The summit was cold, but incredible. It was still fairly dark when we reached the summit, so we got to see the whole sunrise including watching the moon and the last star disappear before the sun came up. I have seen very few sunsets in my life and never from as great of a vantage point. I put on my jacket and Anna made me a sandwich out of Kaya (egg jam). It was lovely.
The descent was difficult, but I spent a lot less time on my back and hindquarters than I expected. I still used my hands a lot, but instances of rolling my ankle were shockingly seldom. I think that perhaps this is because the trenches were too narrow to give me enough room to hurt myself significantly. I was in way less pain than I thought, and my asthma was fairly well controlled with my inhaler.

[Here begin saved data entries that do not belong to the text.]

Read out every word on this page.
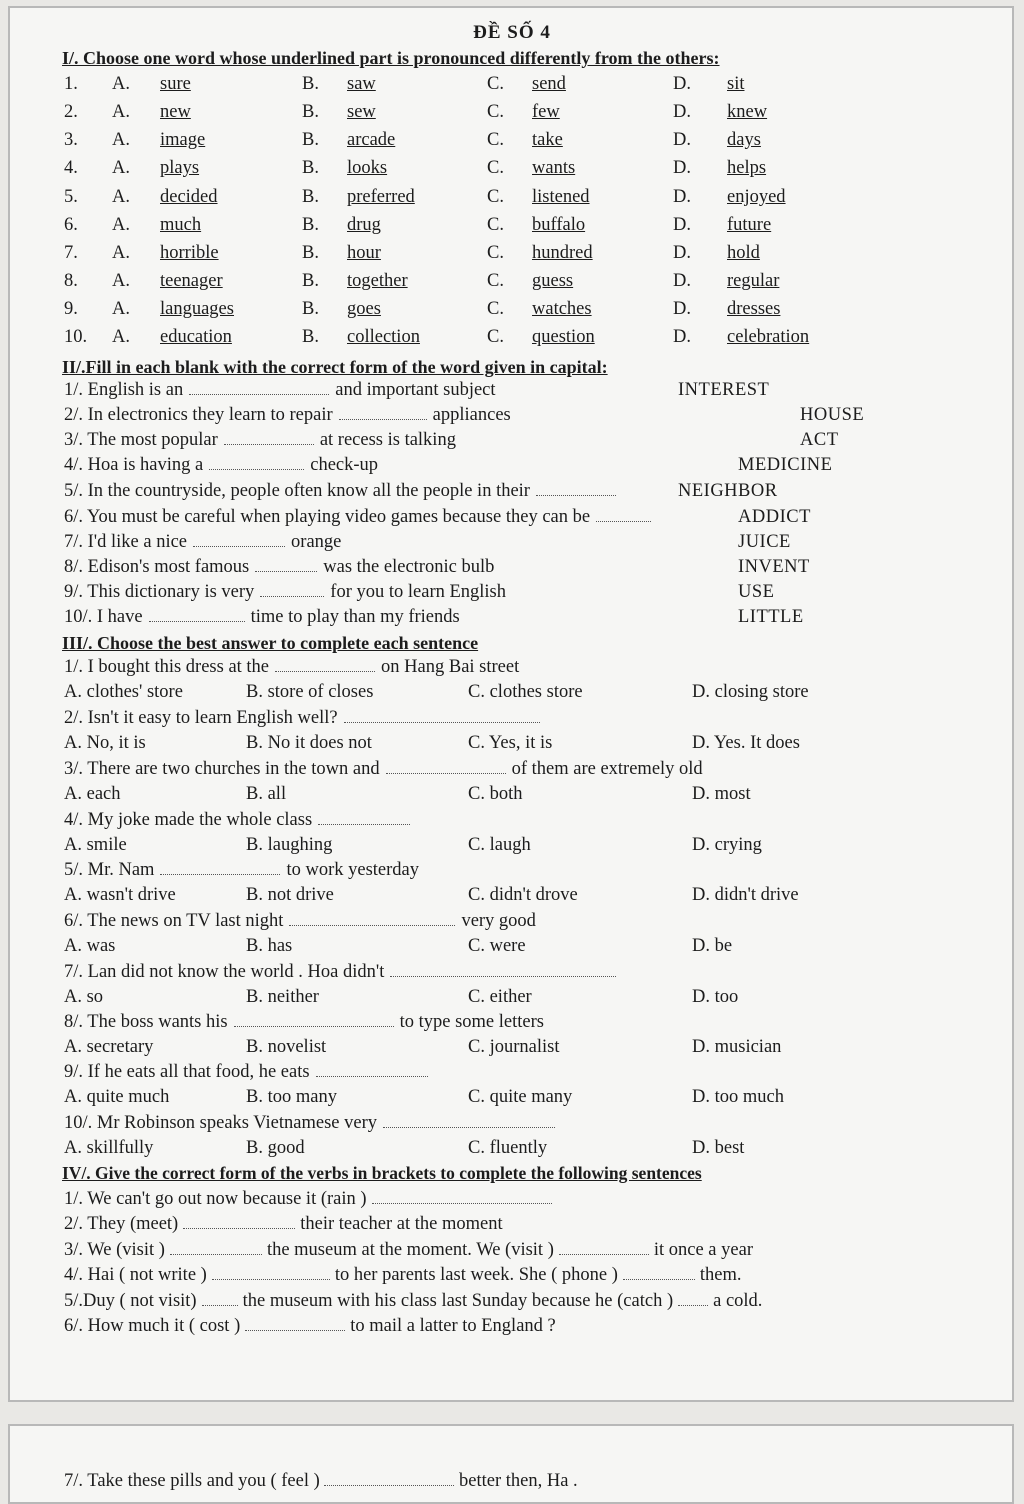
ĐỀ SỐ 4
I/. Choose one word whose underlined part is pronounced differently from the others:
1. A. sure	B. saw	C. send	D. sit
2. A. new	B. sew	C. few	D. knew
3. A. image	B. arcade	C. take	D. days
4. A. plays	B. looks	C. wants	D. helps
5. A. decided	B. preferred	C. listened	D. enjoyed
6. A. much	B. drug	C. buffalo	D. future
7. A. horrible	B. hour	C. hundred	D. hold
8. A. teenager	B. together	C. guess	D. regular
9. A. languages	B. goes	C. watches	D. dresses
10. A. education	B. collection	C. question	D. celebration
II/.Fill in each blank with the correct form of the word given in capital:
1/. English is an	and important subject	INTEREST
2/. In electronics they learn to repair	appliances	HOUSE
3/. The most popular	at recess is talking	ACT
4/. Hoa is having a	check-up	MEDICINE
5/. In the countryside, people often know all the people in their	NEIGHBOR
6/. You must be careful when playing video games because they can be	ADDICT
7/. I'd like a nice	orange	JUICE
8/. Edison's most famous	was the electronic bulb	INVENT
9/. This dictionary is very	for you to learn English	USE
10/. I have	time to play than my friends	LITTLE
III/. Choose the best answer to complete each sentence
1/. I bought this dress at the	on Hang Bai street
A. clothes' store	B. store of closes	C. clothes store	D. closing store
2/. Isn't it easy to learn English well?
A. No, it is	B. No it does not	C. Yes, it is	D. Yes. It does
3/. There are two churches in the town and	of them are extremely old
A. each	B. all	C. both	D. most
4/. My joke made the whole class
A. smile	B. laughing	C. laugh	D. crying
5/. Mr. Nam	to work yesterday
A. wasn't drive	B. not drive	C. didn't drove	D. didn't drive
6/. The news on TV last night	very good
A. was	B. has	C. were	D. be
7/. Lan did not know the world . Hoa didn't
A. so	B. neither	C. either	D. too
8/. The boss wants his	to type some letters
A. secretary	B. novelist	C. journalist	D. musician
9/. If he eats all that food, he eats
A. quite much	B. too many	C. quite many	D. too much
10/. Mr Robinson speaks Vietnamese very
A. skillfully	B. good	C. fluently	D. best
IV/. Give the correct form of the verbs in brackets to complete the following sentences
1/. We can't go out now because it (rain )
2/. They (meet)	their teacher at the moment
3/. We (visit )	the museum at the moment. We (visit )	it once a year
4/. Hai ( not write )	to her parents last week. She ( phone )	them.
5/.Duy ( not visit) the museum with his class last Sunday because he (catch ) a cold.
6/. How much it ( cost )	to mail a latter to England ?
7/. Take these pills and you ( feel )	better then, Ha .
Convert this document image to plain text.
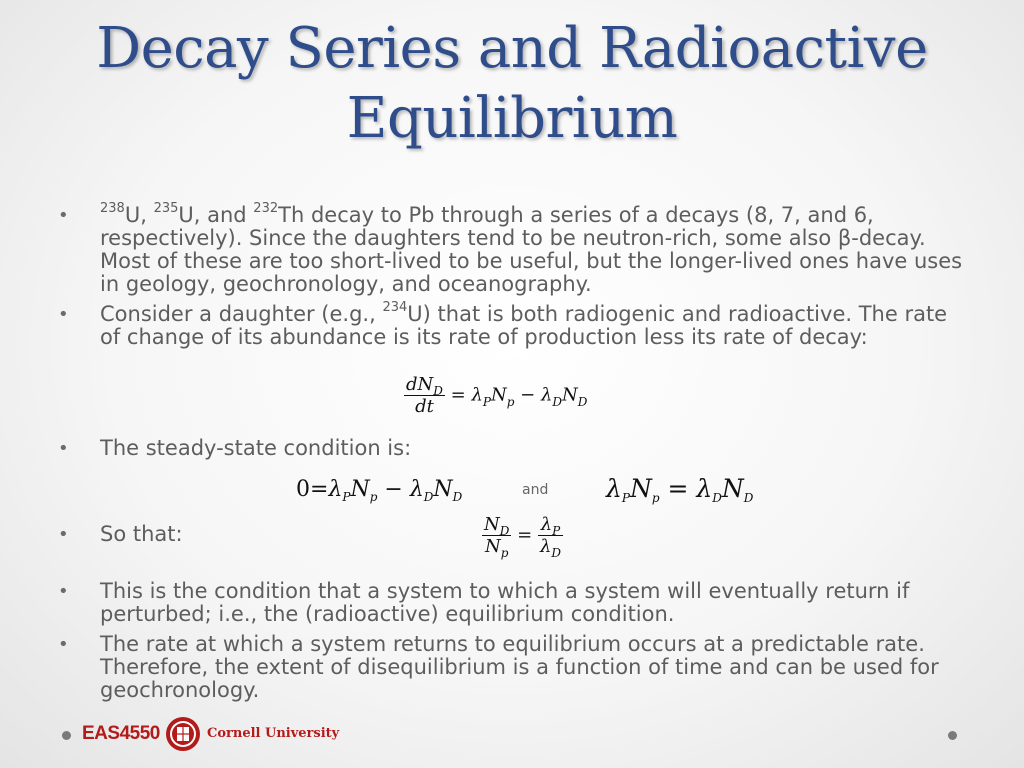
Decay Series and Radioactive Equilibrium
• $^{238}$U, $^{235}$U, and $^{232}$Th decay to Pb through a series of a decays (8, 7, and 6, respectively). Since the daughters tend to be neutron-rich, some also β-decay. Most of these are too short-lived to be useful, but the longer-lived ones have uses in geology, geochronology, and oceanography.
• Consider a daughter (e.g., $^{234}$U) that is both radiogenic and radioactive. The rate of change of its abundance is its rate of production less its rate of decay:
$\frac{dN_D}{dt} = \lambda_PN_p - \lambda_DN_D$
• The steady-state condition is:
$0=\lambda_PN_p - \lambda_DN_D$	and $\lambda_PN_p = \lambda_DN_D$
• So that:	$\frac{N_D}{N_p} = \frac{\lambda_P}{\lambda_D}$
• This is the condition that a system to which a system will eventually return if perturbed; i.e., the (radioactive) equilibrium condition.
• The rate at which a system returns to equilibrium occurs at a predictable rate. Therefore, the extent of disequilibrium is a function of time and can be used for geochronology.
EAS4550	Cornell University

All in all, the hike was awesome. I prefer to go for hikes that are less steep so that I do not have to devote so much attention to my feet, but Merapi was an extremely cool experience. It was very beautiful and a great opportunity to hike late at night. Anna and I are looking for more hikes and climbs in Jawa. Like a true addict, Anna wanted another hike almost the moment we got down. Hopefully we will get a chance to do a few more before she goes home.
We hung out at Parangtritis beach the next weekend, and we are heading to visit a sustainable farm tomorrow. I will write again when I get the chance.